The programme would help to ensure there was not a skill shortage when the economy recovered, he said.
"After the global financial crisis, there was a significant reduction in the number of apprentices on the job, because as the economy turned down employers often laid them off. And then as the economy started to pick up again, we struggled because [of] significant skill shortages," he said.
"We want to learn from that mistake that was made years ago, and we want to say actually we've got to do a better job of keeping our apprentices this time around, and hopefully recruiting new apprentices so the skilled workers are there when we need them."
The building and construction industry was already noting a downturn because of the Covid-19 pandemic, and other industries also struggled during the lockdown, Hipkins said.
The subsidy was focused on the first two years of apprenticeship, because that was when apprentices were most vulnerable, he said.
"We know that in the first couple of years, that's when employers have to put the most into their apprentices, it's where apprentices are most at risk of being laid off if employers start to feel the economic squeeze."

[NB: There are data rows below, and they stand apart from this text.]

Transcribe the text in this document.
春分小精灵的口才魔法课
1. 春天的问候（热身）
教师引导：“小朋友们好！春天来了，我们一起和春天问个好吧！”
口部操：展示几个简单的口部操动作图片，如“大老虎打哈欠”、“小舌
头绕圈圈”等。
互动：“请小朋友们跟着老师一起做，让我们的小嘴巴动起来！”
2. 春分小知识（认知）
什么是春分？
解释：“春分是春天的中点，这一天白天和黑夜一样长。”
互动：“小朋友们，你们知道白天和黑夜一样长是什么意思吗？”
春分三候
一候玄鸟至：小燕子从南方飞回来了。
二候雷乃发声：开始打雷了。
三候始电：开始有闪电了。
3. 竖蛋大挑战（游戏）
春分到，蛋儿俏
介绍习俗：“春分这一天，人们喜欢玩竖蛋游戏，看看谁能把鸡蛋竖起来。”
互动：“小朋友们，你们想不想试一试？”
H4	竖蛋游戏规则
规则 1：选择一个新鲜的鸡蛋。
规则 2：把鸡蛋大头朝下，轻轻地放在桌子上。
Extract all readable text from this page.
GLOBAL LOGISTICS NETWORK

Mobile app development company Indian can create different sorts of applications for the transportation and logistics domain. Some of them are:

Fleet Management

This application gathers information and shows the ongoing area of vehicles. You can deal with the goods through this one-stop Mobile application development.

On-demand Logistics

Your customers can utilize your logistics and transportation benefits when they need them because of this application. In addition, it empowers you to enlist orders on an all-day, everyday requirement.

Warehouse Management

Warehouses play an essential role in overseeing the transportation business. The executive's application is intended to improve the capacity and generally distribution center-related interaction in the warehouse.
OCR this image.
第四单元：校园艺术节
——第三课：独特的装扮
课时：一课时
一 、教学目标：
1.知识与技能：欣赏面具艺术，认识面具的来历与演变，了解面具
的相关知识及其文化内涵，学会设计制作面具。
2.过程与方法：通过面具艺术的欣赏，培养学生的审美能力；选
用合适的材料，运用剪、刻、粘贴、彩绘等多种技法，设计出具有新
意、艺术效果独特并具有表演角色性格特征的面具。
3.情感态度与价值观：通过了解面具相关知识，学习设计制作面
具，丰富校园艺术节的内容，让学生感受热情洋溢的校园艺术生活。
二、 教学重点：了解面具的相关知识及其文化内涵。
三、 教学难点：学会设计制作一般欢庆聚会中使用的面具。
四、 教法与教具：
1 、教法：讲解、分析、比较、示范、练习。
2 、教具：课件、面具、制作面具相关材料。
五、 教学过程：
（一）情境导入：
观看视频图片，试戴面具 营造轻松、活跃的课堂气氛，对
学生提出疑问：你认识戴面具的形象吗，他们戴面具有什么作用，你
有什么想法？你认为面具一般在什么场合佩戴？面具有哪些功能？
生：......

The scheme was available to apprenticeships in all fields, unlike the free trades training scheme the government announced in its May Budget, which was focused on industries most needed for the economic recovery, Hipkins said.
The amount of money employers received would vary depending on how far through their training their apprentices were when the subsidy began in August.
The maximum they could receive for a single apprentice during the 20-month scheme would be $12,000 for 12 months of training in their first year, plus a further $4000 for eight months of training in their second year.